There are two ways how your mutual fund investments provide returns — all at once when you redeem units or during the course of your investment. The former is called growth option and the latter dividend option.
Investments made in the growth option are allowed to compound until you make a redemption request. The returns made on your original investment are ploughed back into the scheme where they continue to grow and produce even more returns and so on. As a result NAV (Net Asset Value), which reflects the value of each unit, keeps growing over time in a growth scheme.
Whatever profits made are paid out to unit holders from time to time in this option. As a result, the NAV of dividend option is always lower than the growth option of the same fund. Further, you can choose between dividend payout and dividend reinvestment. While all profits are paid out to your bank account in the payout option, in the dividend reinvestment option the profits are invested again by proportional allotment of new units to you.
One important point to remember is that choosing a dividend option does not guarantee returns.*
Choosing between growth and dividend
Since compounding helps in wealth creation in the long run, you should allow investments to compound by going for the growth option, unless you need to live off returns. In fact, even when you need regular income from your mutual fund investments, choosing an SWP (Systematic Withdrawal Plan) on a growth option could prove to be more prudent than choosing the dividend option.

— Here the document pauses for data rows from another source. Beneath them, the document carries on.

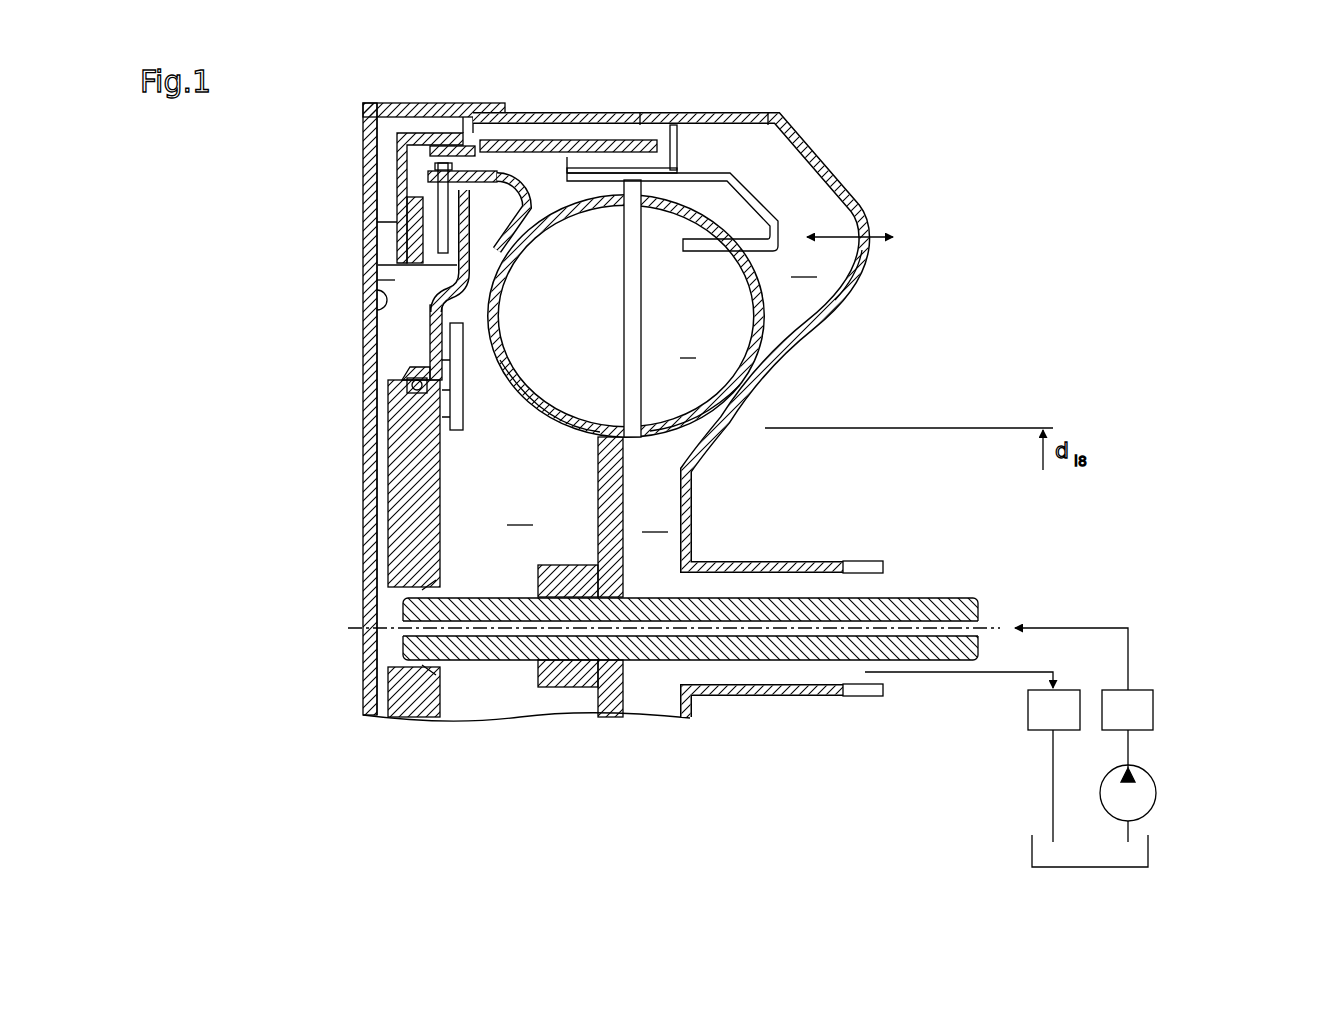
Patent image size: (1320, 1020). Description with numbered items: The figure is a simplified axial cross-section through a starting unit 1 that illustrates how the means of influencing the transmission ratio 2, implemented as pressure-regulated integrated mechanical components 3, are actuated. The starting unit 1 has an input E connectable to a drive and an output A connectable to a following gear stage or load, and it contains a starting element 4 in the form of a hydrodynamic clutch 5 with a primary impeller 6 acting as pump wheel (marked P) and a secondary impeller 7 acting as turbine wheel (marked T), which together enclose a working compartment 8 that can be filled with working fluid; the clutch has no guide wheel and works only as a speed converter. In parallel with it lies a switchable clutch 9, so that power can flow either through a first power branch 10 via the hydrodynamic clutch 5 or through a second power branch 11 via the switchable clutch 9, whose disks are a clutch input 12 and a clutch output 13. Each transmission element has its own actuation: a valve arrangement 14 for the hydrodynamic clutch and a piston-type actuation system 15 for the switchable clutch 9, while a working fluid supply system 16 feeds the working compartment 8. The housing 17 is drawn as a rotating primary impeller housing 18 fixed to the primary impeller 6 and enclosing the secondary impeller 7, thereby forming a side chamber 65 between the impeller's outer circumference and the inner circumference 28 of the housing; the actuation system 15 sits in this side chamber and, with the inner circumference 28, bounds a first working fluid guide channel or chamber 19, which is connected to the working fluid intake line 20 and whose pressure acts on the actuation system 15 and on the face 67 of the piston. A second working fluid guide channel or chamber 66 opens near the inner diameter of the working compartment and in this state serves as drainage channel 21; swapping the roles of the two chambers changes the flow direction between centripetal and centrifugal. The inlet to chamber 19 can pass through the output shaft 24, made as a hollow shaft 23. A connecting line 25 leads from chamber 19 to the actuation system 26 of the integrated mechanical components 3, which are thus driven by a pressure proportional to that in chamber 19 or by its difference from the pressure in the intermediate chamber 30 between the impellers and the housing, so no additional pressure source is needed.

The starting unit 1 is at (598, 100).
The means of influencing the transmission ratio 2 is at (737, 110).
The pressure-regulated integrated mechanical components 3 is at (760, 193).
The starting element 4 is at (626, 231).
The hydrodynamic clutch 5 is at (567, 208).
The primary impeller 6 is at (678, 406).
The secondary impeller 7 is at (552, 378).
The working compartment 8 is at (660, 308).
The switchable clutch 9 is at (497, 167).
The first power branch 10 is at (672, 112).
The second power branch 11 is at (480, 220).
The clutch input 12 is at (420, 240).
The clutch output 13 is at (392, 280).
The valve arrangement 14 is at (1165, 707).
The actuation system 15 is at (430, 348).
The working fluid supply system 16 is at (1165, 778).
The housing 17 is at (355, 199).
The primary impeller housing 18 is at (385, 162).
The first working fluid guide channel or chamber 19 is at (400, 343).
The working fluid intake line 20 is at (1130, 653).
The drainage channel 21 is at (975, 670).
The hollow shaft 23 is at (710, 578).
The output shaft 24 is at (960, 600).
The connecting line 25 is at (355, 199).
The actuation system 26 is at (640, 120).
The inner circumference 28 is at (400, 312).
The intermediate chamber 30 is at (805, 265).
The side chamber 65 is at (521, 513).
The second working fluid guide channel or chamber 66 is at (656, 520).
The face of piston 67 is at (833, 262).
The output A is at (987, 617).
The input E is at (365, 430).
The turbine T is at (557, 303).
The pump P is at (706, 300).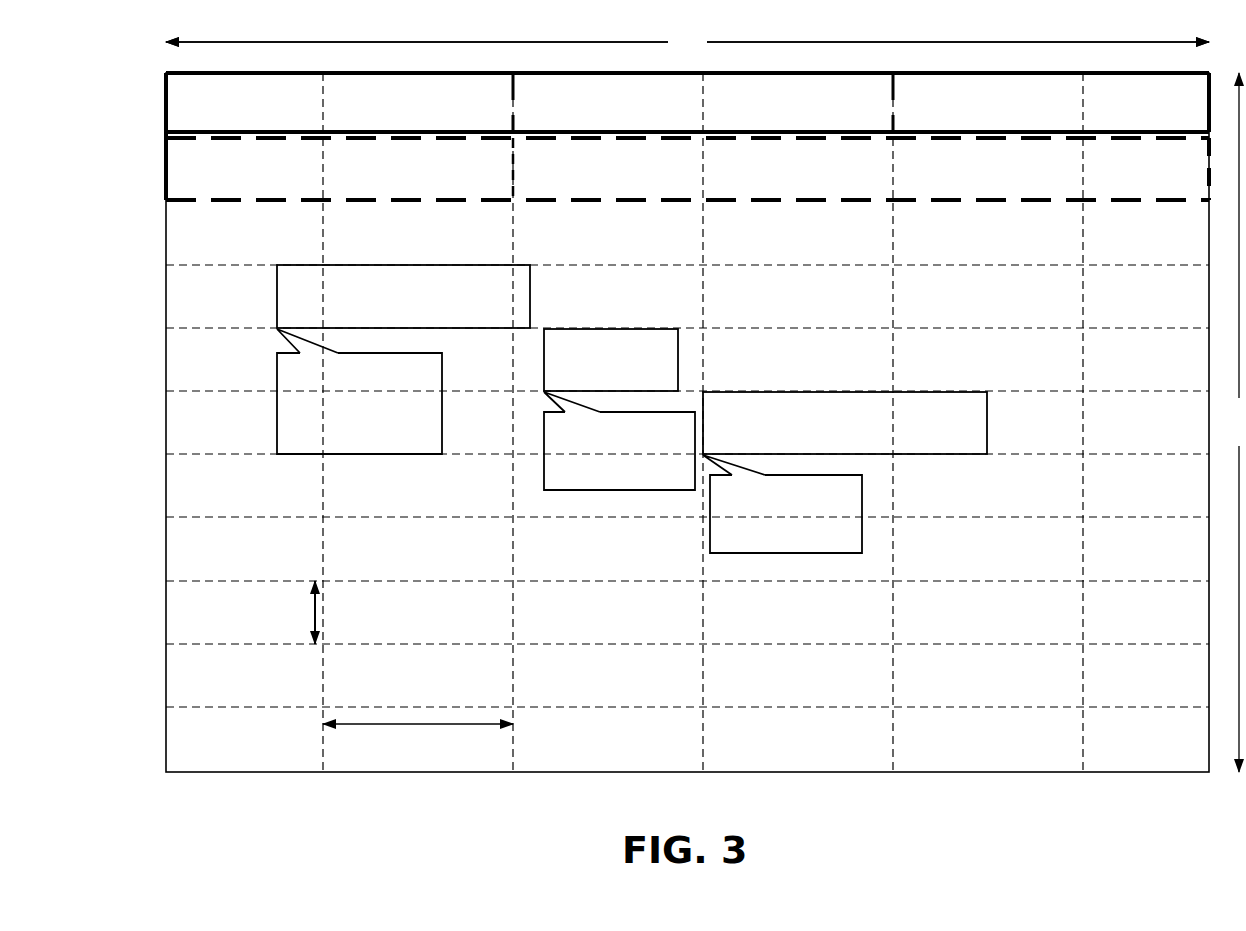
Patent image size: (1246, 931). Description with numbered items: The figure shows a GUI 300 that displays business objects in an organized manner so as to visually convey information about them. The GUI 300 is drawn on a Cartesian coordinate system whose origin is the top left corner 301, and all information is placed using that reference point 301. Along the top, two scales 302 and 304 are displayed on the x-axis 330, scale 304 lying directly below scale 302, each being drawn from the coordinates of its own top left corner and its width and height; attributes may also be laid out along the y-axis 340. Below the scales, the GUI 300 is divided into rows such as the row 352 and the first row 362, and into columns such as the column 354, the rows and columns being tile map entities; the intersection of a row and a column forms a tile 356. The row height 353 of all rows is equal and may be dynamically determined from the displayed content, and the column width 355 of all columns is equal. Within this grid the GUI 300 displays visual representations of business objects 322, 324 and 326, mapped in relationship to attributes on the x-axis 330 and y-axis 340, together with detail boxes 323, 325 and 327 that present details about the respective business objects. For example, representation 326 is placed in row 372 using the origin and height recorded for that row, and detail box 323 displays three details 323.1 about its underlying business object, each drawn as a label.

The GUI 300 is at (687, 487).
The top left corner 301 is at (168, 74).
The scale 302 is at (170, 73).
The scale 304 is at (170, 138).
The first row 362 is at (170, 200).
The row 372 is at (170, 391).
The row 352 is at (170, 581).
The BO visual representation 322 is at (403, 296).
The detail box 323 is at (442, 407).
The details 323.1 is at (347, 362).
The BO visual representation 324 is at (611, 360).
The detail box 325 is at (544, 454).
The BO visual representation 326 is at (845, 423).
The detail box 327 is at (862, 518).
The x-axis 330 is at (687, 41).
The y-axis 340 is at (1242, 422).
The row height 353 is at (302, 612).
The column 354 is at (513, 765).
The column width 355 is at (418, 738).
The tile 356 is at (418, 612).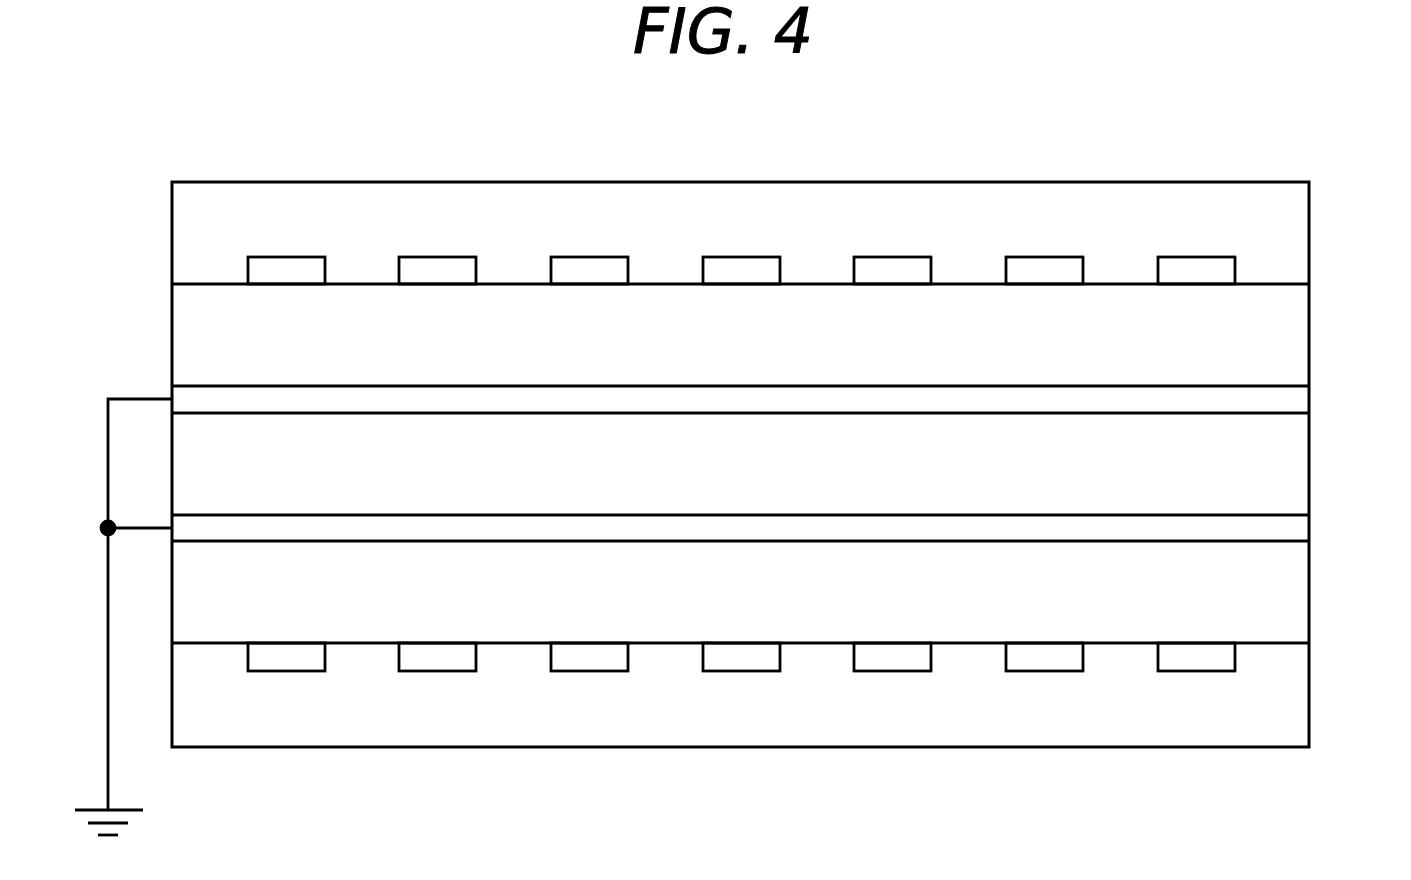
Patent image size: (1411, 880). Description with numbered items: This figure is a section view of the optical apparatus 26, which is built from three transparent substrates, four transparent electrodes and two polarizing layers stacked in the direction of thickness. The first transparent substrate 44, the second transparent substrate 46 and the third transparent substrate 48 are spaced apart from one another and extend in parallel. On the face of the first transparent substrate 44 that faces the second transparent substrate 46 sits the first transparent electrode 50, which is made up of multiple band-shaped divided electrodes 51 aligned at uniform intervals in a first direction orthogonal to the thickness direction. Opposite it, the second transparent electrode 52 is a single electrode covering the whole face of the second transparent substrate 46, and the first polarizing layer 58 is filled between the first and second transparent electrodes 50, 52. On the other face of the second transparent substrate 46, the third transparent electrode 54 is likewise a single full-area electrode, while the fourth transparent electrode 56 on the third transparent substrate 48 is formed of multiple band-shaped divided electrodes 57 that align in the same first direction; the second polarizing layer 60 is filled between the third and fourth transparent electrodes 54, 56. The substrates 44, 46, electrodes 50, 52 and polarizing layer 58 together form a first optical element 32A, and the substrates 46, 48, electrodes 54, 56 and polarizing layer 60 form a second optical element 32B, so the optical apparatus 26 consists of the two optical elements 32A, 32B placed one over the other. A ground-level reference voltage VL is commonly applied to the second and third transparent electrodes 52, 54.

The optical apparatus 26 is at (257, 118).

Another consideration in this choice is taxation. Returns from the growth option attract capital gains tax, and in case of equity funds there are no capital gains tax for investments held for over a year; thus investing in equity funds, for long term investment growth options is better. Dividend options do not attract tax at the hands of the investor. However the fund house pays DDT (Dividend Distribution Tax), which in the end is deducted from the NAV. So in the choice of growth v/s dividend in debt funds, one should also consider one’s tax slab and DDT rate.
To clarify, the investment portfolio, and therefore the fund’s performance in both options stay the same. The only point that differs is the method of accounting, expenses charged and consequently the NAV of these two options. The choice of growth v/s dividend is made at the start of investing, so make your choice after giving this considerable amount of thought.
* Dividends are subject to availability of distributable surplus and approval of Trustees.
Mutual Fund investments are subject to market risks, read all scheme related documents carefully.